Researchers predicted the annual coverage CO2 concentration estimated at the Mauna Loa Observatory in Hawaii this year, and the results are worrying.
Here is what you need to know.
CO2 Levels Like Never Before
According to Britain’s Met Office, this year’s CO2 levels will be approximately 2.29 ppm (parts per million), which is much more than last year.
The levels will surpass 417 ppm somewhere between April and June. Such a result is 50 % higher than the 278 ppm present in the 18th century. And that’s when the industrial period kicked off.
Also, the recent result comes despite an unprecedented decrease in greenhouse gas emissions in 2020. The reason was simple: the pandemic.
CO2 can be stuck in the atmosphere for a long time and every year’s concentration add to that. The total amount would later increase.
And even if the Covid-19 pandemic represented less CO2 globally last year than previously, it still meant a lot to the atmosphere’s endless amount.

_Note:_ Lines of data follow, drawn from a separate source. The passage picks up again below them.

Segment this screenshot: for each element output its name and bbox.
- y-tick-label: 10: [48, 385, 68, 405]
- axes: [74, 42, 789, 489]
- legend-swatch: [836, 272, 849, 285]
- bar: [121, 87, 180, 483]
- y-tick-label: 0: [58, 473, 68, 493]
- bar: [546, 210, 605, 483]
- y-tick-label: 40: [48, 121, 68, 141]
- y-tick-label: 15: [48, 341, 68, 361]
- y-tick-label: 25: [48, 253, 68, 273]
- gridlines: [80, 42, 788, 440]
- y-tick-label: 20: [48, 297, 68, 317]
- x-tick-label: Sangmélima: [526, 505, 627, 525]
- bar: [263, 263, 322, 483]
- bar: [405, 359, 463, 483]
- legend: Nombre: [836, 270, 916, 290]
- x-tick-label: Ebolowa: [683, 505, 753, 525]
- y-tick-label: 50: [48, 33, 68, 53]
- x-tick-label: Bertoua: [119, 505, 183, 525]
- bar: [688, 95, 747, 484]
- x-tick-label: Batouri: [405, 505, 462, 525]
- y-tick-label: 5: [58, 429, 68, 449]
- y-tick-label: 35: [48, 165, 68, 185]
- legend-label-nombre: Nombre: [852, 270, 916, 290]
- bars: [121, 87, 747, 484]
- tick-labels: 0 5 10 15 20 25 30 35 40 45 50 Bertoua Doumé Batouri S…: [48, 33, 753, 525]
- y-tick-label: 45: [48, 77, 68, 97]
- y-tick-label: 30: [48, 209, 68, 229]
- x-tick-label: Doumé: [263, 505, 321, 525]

The center at the Mauna Loa succeeded in keeping a record of the atmospheric CO2 levels, monitoring everything. According to the records, the CO2 levels continue to rise annually since 1958 (when the tracking began).
However, the United Nations brings us more information. The researchers explained that emissions from food production, energy, industry, and transport must decrease by over 7 % annually throughout the coming decade. Such a thing is really needed to maintain the temperature goals of the Paris climate deal valid.
Richard Betts, the lead producer of the Met Office’s annual CO2 prediction, released a statement. He said:
“[…] slowing the atmospheric CO2 rise will need global emissions to reduce, and bringing them to a halt will need global emissions to be brought down to net zero.”
Writing was, and still is, my first passion. I love all that cool stuff about science and technology. I’ll try my best to bring you the latest news every day.